The school is not required to use the same burden of proof that the police are required to use in order to convict in a criminal case. Criminal cases usually require evidence proving the crime "beyond a reasonable doubt." Civil cases usually require evidence to prove the wrong-doing beyond a "preponderance of the evidence," meaning there must be a 51% or greater chance that the wrong-doing occurred. This is why O.J. Simpson was convicted in civil court of killing his wife, but not in criminal court.
At my school, the school punishes infractions of the student code if the Dean feels that a "preponderance of the evidence" supports to disciplinary action. Your school probably has a similar standard, and although it could be more or less than a preponderance, it is most assuredly a lower standard than that required to convict someone of a crime in a court of law.
IANAL, but I did do competition Mock Trial in high school, and this stuff is basically common knowledge.
If I pirated media, I think that when/if piracy becomes impossible or excessively difficult I'd just give up media instead of buying it. I was thinking about it the other day, but the problem is that there really isn't competition for torrenting from the commercial sector. Pirated copies just work, and "play for sure", whether it's music, games, or video.
If I buy a DVD, I have to deal with the latest DRM bullshit to play it. Whether it's buying a new computer, a new TV, a new DVD player, etc, I can't be sure until I get home if it will work. And thanks to the no returns on opened media policy at most stores (which I imagine you could fight if you cared enough but for a $10 movie who does?), I would be out of luck. If I buy it online, I have to deal with the licensing server shutting down, not running on my computer, not letting me download to a portable device, etc. To make matters worse, packaging varies from vague to outright misleading about DRM measures in use.

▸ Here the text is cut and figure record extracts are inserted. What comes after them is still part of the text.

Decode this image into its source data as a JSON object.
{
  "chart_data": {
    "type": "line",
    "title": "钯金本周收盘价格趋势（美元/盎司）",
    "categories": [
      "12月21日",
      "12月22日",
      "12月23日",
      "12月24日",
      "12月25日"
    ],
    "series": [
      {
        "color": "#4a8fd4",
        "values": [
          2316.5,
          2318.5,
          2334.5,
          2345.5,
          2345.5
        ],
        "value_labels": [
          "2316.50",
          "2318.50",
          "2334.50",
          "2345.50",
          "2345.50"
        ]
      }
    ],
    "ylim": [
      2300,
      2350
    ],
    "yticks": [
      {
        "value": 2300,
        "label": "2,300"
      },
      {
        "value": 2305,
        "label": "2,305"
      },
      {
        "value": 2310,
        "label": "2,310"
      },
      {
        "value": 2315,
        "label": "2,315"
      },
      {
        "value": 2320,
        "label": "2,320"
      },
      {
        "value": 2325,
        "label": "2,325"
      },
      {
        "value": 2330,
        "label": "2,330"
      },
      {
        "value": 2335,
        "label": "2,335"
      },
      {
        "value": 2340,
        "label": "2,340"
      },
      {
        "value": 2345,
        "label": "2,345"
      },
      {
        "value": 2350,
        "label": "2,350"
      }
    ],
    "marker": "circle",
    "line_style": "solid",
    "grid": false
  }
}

Similar problems for video games. I regularly go back and play video games from even before I was born, let alone two years ago. Will I still be able to play (single and multiplayer) after it is no longer profitable to run the gaming service? Sure Starcraft is still up on BNet but if it ever went down, you could still play offline multiplayer (and most of my tastes are more niche than Starcraft). Thankfully, many of the games I like come from studios that are DRM-free and have affordable, online downloads, but not everyone can be this lucky. Suppose I liked MSM crap like Bioshock or Spore instead of Penumbra or Sins of a Solar Empire?
Music is the least of my worries. Assuming I know I like it in advance, I don't find the idea of paying $1 per song that outrageous, and since I can just buy it DRM free as an mp3 from amazon.com or iTunes (though then I need a VM and some klugy software with a shitty UI) at decent bitrate. Most of my friends have huge music collections of many GB but how much can you really listen to? Me, I'll take Pandora and 2-3 GB of stuff I really like. Oh wait, I forgot, they're killing Pandora.

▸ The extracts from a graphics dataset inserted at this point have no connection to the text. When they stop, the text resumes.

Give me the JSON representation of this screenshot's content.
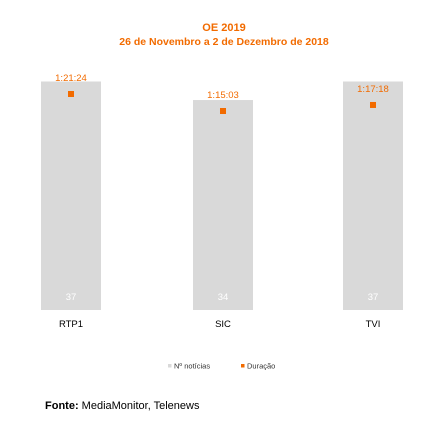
{
  "chart_data": {
    "type": "bar",
    "title": "OE 2019",
    "subtitle": "26 de Novembro a 2 de Dezembro de 2018",
    "categories": [
      "RTP1",
      "SIC",
      "TVI"
    ],
    "series": [
      {
        "name": "Nº notícias",
        "type": "bar",
        "color": "#d9d9d9",
        "values": [
          37,
          34,
          37
        ]
      },
      {
        "name": "Duração",
        "type": "marker",
        "color": "#f26b00",
        "values": [
          "1:21:24",
          "1:15:03",
          "1:17:18"
        ]
      }
    ],
    "ylim": [
      0,
      40
    ],
    "legend_position": "bottom",
    "grid": false
  },
  "colors": {
    "title": "#f26b00",
    "bar_label": "#ffffff",
    "axis_label": "#000000",
    "duration_label": "#f26b00"
  },
  "source": {
    "label": "Fonte:",
    "text": "MediaMonitor, Telenews"
  }
}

This is a getting a bit rambly, but my point here is this: we've all heard the nerd rage about how a pirated copy does not equate to a lost sale, but it seems like there is more or less a consensus that it's off by a constant factor: IE, each pirated copy is 1/20 of a lost sale. Of course due to the way the market works and how hard it is to monitor piracy, the precise ratio is hard to find. Maybe it's not a lost sale at all. Maybe anti-piracy, not home taping, is "killing" the more-profitable than ever media industry.
Because right now, if money and objections to the industry weren't an issue to me, I'd pirate it: It'd run faster, easier, more virus-free, and forever.
93rd rule of Slashdot: No matter how obvious my sarcasm is, my comment will be taken seriously by someone.
Interesting article, but... the first sentence about "passing down tricks of stealing music" seemed to have nothing to do with the rest of the article. This is in fact one reason no student will take the RIAA or MPAA seriously, the transparent and intentional attemps on their part to confuse the two.